ファースト・リパブリックの経営陣は決算説明会で事前に用意されたコメントを12分間にわたって読み上げただけで、信用不安の緩和にはほとんどつながらなかった。同銀行は24日、従業員を最大25%削減するとともに役員報酬を減額すると発表したが、役員報酬の削減額は明示されなかった。

「これは信用問題だ。どの銀行もそうだが、信用が失われれば、お金は逃げる」。ニューヨーク大学の金融学教授、アスワス・ダモダランは電子メールでそう述べた。

ウルフ・リサーチのアナリスト、ビル・カーカッチは25日の調査ノートで、「尋ねることが許されなかった長い質問リスト」として、さまざまな疑問を列挙した。「新たな資金を調達せずに、どのようにして生き残るのか?」「富裕層の顧客から高く評価されている気配りの行き届いた顧客サービスを、それに携わるスタッフを削減しながらどう提供していくのか?」といったものだ。

自力再建の選択肢はほぼゼロ

政府管理や介入を受けずにファースト・リパブリックが自力で生き残る選択肢は乏しく、しかもそのハードルは高い。銀行を丸ごと買収する買い手は現れていない。

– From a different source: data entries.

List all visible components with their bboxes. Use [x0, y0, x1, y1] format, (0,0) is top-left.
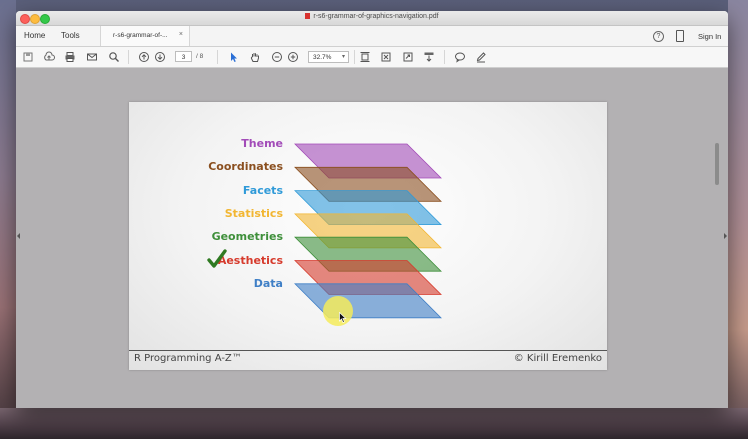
toolbar: 3 / 8 32.7% ▾ [16, 47, 728, 68]
zoom-in-icon[interactable] [287, 51, 299, 63]
zoom-value: 32.7% [313, 54, 332, 61]
help-icon[interactable]: ? [653, 31, 664, 42]
page-down-icon[interactable] [154, 51, 166, 63]
upload-icon[interactable] [43, 51, 55, 63]
crop-icon[interactable] [380, 51, 392, 63]
layer-label-theme: Theme [241, 137, 283, 150]
chevron-down-icon: ▾ [341, 54, 345, 60]
fit-page-icon[interactable] [359, 51, 371, 63]
desktop-background-right [728, 0, 748, 439]
layer-label-facets: Facets [242, 183, 283, 197]
document-view[interactable]: Theme Coordinates Facets Statistics Geometri… [16, 68, 728, 408]
fullscreen-icon[interactable] [402, 51, 414, 63]
search-icon[interactable] [108, 51, 120, 63]
footer-rule [129, 350, 607, 351]
left-panel-toggle-icon[interactable] [17, 233, 20, 239]
layer-label-coordinates: Coordinates [208, 160, 283, 174]
toolbar-separator [354, 50, 355, 64]
sign-in-link[interactable]: Sign In [698, 32, 721, 41]
tab-home[interactable]: Home [24, 31, 45, 40]
layer-label-data: Data [253, 276, 283, 290]
title-bar: r-s6-grammar-of-graphics-navigation.pdf [16, 11, 728, 26]
mobile-icon[interactable] [676, 30, 684, 42]
save-icon[interactable] [22, 51, 34, 63]
tab-bar: Home Tools r-s6-grammar-of-... × ? Sign … [16, 26, 728, 47]
pen-icon[interactable] [475, 51, 487, 63]
select-cursor-icon[interactable] [228, 51, 240, 63]
layer-stack-diagram [294, 143, 442, 319]
checkmark-icon [207, 249, 227, 268]
vertical-scrollbar[interactable] [715, 143, 719, 185]
email-icon[interactable] [86, 51, 98, 63]
comment-icon[interactable] [454, 51, 466, 63]
toolbar-separator [128, 50, 129, 64]
close-tab-icon[interactable]: × [179, 31, 183, 38]
page-number-input[interactable]: 3 [175, 51, 192, 62]
mouse-cursor-icon [339, 312, 347, 323]
download-icon[interactable] [423, 51, 435, 63]
tab-document-label: r-s6-grammar-of-... [113, 32, 168, 39]
footer-course-title: R Programming A-Z™ [134, 353, 242, 364]
page-total: / 8 [196, 53, 204, 60]
zoom-out-icon[interactable] [271, 51, 283, 63]
zoom-select[interactable]: 32.7% ▾ [308, 51, 349, 63]
layer-label-geometries: Geometries [211, 230, 283, 244]
pdf-page: Theme Coordinates Facets Statistics Geometri… [129, 102, 607, 370]
desktop-background-left [0, 0, 16, 439]
pdf-viewer-window: r-s6-grammar-of-graphics-navigation.pdf … [16, 11, 728, 408]
layer-label-statistics: Statistics [224, 206, 283, 220]
toolbar-separator [444, 50, 445, 64]
window-title: r-s6-grammar-of-graphics-navigation.pdf [16, 13, 728, 20]
footer-author: © Kirill Eremenko [513, 353, 602, 364]
right-panel-toggle-icon[interactable] [724, 233, 727, 239]
layer-label-aesthetics: Aesthetics [217, 253, 283, 267]
tab-tools[interactable]: Tools [61, 31, 80, 40]
pdf-file-icon [305, 13, 311, 19]
desktop-background-bottom [0, 408, 748, 439]
click-highlight [323, 296, 353, 326]
page-up-icon[interactable] [138, 51, 150, 63]
print-icon[interactable] [64, 51, 76, 63]
tab-document[interactable]: r-s6-grammar-of-... × [100, 26, 190, 46]
hand-icon[interactable] [249, 51, 261, 63]
toolbar-separator [217, 50, 218, 64]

ファースト・リパブリックを買収する銀行や投資家は同銀行の融資ポートフォリオを引き継がなければならず、最近の金利動向からして何十億ドルという損失を抱え込むおそれがあるためだ。

さらに顧客は当座預金口座、住宅ローン、ウェルスマネジメントなど、さまざまなサービスを利用しているため、ファースト・リパブリックを解体してバラ売りするのも難しい。